Les défis à relever pour une CEDEAO des peuples

Les étudiants ont dressé un constat lucide : l’intégration régionale ne pourra se réaliser sans relever des défis majeurs. La consolidation de la paix et de la sécurité dans une région fragilisée par l’instabilité est une priorité. Cheikh Omar Ndao a insisté : « Nos frontières ne doivent pas être des barrières entre nos peuples, mais des ponts vers une coopération plus forte. »La mobilité et l’accès aux opportunités pour les jeunes constituent un autre enjeu central. 

Les étudiants demandent une meilleure circulation dans l’espace CEDEAO afin de faciliter les échanges académiques et professionnels. La formation et la citoyenneté régionale sont également au cœur des préoccupations : « Conscientiser les gens, former, vulgariser, sensibiliser, c’est par cela que ça va passer », a martelé Amadou Déme. Enfin, l’innovation et le développement durable apparaissent comme des leviers indispensables pour inventer des solutions locales et durables.

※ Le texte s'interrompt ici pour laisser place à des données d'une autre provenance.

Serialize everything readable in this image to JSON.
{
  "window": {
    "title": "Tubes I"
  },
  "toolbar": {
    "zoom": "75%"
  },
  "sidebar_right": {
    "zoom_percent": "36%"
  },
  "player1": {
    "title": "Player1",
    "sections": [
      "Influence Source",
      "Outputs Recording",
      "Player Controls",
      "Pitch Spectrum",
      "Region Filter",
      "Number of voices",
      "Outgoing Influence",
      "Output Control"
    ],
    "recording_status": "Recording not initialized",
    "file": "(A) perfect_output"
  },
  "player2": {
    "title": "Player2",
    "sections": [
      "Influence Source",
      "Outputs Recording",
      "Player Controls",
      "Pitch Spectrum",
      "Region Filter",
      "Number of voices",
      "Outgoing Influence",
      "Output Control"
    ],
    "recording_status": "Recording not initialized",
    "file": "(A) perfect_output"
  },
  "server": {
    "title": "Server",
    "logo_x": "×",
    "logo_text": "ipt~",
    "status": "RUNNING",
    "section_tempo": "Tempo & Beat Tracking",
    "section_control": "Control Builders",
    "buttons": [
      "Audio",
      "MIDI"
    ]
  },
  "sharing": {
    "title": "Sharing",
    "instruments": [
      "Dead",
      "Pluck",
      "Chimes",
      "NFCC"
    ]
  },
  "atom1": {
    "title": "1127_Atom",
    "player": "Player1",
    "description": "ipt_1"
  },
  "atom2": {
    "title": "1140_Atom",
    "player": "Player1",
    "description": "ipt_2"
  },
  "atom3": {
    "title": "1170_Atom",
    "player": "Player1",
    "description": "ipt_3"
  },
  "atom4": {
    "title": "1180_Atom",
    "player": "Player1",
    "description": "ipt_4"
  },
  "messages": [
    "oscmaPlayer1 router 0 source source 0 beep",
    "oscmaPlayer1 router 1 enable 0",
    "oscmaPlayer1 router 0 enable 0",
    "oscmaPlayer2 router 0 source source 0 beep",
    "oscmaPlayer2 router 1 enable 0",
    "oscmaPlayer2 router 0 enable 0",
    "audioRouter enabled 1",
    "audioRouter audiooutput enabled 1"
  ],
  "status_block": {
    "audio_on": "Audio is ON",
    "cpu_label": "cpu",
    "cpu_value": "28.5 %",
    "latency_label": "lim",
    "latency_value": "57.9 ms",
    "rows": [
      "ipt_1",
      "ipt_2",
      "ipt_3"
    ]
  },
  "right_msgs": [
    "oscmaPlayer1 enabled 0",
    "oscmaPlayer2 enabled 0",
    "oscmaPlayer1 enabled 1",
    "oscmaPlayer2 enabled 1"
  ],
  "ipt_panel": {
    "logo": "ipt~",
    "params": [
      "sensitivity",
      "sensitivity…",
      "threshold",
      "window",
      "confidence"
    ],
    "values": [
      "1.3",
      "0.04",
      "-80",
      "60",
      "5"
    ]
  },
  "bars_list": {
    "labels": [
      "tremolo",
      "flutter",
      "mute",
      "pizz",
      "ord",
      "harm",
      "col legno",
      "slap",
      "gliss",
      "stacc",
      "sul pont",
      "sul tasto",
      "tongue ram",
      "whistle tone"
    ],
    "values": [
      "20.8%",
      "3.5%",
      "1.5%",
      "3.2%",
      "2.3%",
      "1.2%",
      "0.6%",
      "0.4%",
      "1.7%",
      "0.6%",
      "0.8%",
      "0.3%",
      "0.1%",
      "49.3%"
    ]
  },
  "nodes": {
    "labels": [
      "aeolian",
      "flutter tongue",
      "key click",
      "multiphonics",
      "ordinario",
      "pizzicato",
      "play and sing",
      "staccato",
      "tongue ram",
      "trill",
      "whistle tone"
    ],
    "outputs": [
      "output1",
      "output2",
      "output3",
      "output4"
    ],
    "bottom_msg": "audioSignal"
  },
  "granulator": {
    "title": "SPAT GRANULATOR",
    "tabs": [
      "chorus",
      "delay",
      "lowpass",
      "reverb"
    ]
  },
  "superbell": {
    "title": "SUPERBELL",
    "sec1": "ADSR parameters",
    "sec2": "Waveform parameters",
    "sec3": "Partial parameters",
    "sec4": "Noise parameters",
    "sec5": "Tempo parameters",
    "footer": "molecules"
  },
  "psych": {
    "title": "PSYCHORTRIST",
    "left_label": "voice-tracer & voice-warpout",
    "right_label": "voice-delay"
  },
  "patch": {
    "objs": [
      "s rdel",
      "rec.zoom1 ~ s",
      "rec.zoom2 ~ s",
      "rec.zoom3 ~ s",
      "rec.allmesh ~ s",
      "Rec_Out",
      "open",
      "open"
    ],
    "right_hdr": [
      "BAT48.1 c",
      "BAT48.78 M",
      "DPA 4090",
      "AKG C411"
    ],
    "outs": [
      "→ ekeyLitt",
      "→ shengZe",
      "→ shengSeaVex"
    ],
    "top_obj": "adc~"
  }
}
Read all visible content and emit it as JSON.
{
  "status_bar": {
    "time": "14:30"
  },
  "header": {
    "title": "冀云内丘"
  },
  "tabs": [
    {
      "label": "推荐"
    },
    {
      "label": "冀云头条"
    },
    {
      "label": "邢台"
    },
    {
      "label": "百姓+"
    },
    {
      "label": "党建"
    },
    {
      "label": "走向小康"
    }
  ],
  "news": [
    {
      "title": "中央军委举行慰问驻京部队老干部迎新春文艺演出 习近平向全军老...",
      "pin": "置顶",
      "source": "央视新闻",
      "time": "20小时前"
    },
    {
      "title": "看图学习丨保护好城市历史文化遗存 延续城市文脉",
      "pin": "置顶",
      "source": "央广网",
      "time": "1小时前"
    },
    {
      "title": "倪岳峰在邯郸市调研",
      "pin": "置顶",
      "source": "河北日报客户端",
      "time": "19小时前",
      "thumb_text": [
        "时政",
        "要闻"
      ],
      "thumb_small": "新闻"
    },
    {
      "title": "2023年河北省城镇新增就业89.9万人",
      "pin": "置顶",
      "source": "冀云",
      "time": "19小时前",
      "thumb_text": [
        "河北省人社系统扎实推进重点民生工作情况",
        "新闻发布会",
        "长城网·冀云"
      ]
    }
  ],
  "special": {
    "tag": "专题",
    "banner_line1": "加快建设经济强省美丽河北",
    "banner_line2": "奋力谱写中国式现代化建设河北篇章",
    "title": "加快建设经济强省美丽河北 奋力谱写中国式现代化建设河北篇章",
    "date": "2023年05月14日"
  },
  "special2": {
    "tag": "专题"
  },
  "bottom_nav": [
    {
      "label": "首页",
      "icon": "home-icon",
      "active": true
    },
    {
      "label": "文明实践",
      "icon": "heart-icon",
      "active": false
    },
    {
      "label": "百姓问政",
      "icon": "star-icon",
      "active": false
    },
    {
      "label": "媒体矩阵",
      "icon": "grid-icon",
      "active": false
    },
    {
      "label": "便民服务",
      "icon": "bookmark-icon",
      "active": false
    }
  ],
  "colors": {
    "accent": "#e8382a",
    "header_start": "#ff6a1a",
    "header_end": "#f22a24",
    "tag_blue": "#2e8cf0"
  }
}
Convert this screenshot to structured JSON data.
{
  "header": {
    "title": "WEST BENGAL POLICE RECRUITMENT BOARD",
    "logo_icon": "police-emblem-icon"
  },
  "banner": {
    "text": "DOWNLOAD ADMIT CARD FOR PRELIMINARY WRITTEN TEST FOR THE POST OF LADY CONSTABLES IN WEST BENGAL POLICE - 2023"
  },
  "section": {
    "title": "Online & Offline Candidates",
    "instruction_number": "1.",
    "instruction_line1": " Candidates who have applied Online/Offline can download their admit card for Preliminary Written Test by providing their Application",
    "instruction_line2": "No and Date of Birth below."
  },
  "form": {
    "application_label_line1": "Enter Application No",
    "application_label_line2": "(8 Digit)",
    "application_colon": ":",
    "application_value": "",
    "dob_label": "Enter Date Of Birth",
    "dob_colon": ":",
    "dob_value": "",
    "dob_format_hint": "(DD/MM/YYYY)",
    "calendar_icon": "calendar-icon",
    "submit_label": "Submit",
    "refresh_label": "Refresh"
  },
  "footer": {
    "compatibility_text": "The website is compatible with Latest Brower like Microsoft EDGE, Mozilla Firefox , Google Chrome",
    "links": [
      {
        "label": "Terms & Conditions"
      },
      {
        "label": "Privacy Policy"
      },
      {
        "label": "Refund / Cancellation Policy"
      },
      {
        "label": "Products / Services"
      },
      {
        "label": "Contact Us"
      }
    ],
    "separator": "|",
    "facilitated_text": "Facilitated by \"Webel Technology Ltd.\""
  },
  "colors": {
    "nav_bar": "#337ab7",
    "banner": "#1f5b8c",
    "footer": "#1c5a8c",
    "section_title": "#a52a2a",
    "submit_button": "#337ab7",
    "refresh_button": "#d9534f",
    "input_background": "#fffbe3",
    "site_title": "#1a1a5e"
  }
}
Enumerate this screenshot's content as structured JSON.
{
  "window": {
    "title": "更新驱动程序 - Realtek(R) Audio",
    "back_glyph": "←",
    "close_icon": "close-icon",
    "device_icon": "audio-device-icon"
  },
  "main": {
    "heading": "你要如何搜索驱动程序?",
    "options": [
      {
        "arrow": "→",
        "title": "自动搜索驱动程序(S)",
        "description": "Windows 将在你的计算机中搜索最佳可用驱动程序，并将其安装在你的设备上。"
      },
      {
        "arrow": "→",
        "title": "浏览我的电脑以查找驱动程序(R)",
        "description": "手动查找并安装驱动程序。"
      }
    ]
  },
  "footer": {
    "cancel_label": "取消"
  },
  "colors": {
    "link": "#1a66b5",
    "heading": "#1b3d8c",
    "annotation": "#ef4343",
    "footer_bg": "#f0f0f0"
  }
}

Le Club CEDEAO/UASZ prévoit d’organiser des formations sur l’organisation de la CEDEAO, des débats thématiques et des initiatives citoyennes pour rapprocher les étudiants des enjeux régionaux et stimuler leur créativité. À Ziguinchor, le plaidoyer des étudiants traduit une conviction profonde : l’intégration régionale ne doit pas rester un concept institutionnel, mais devenir une réalité vécue au quotidien. Les frontières doivent être transformées en ponts vers une coopération renforcée, et la jeunesse doit en être le moteur.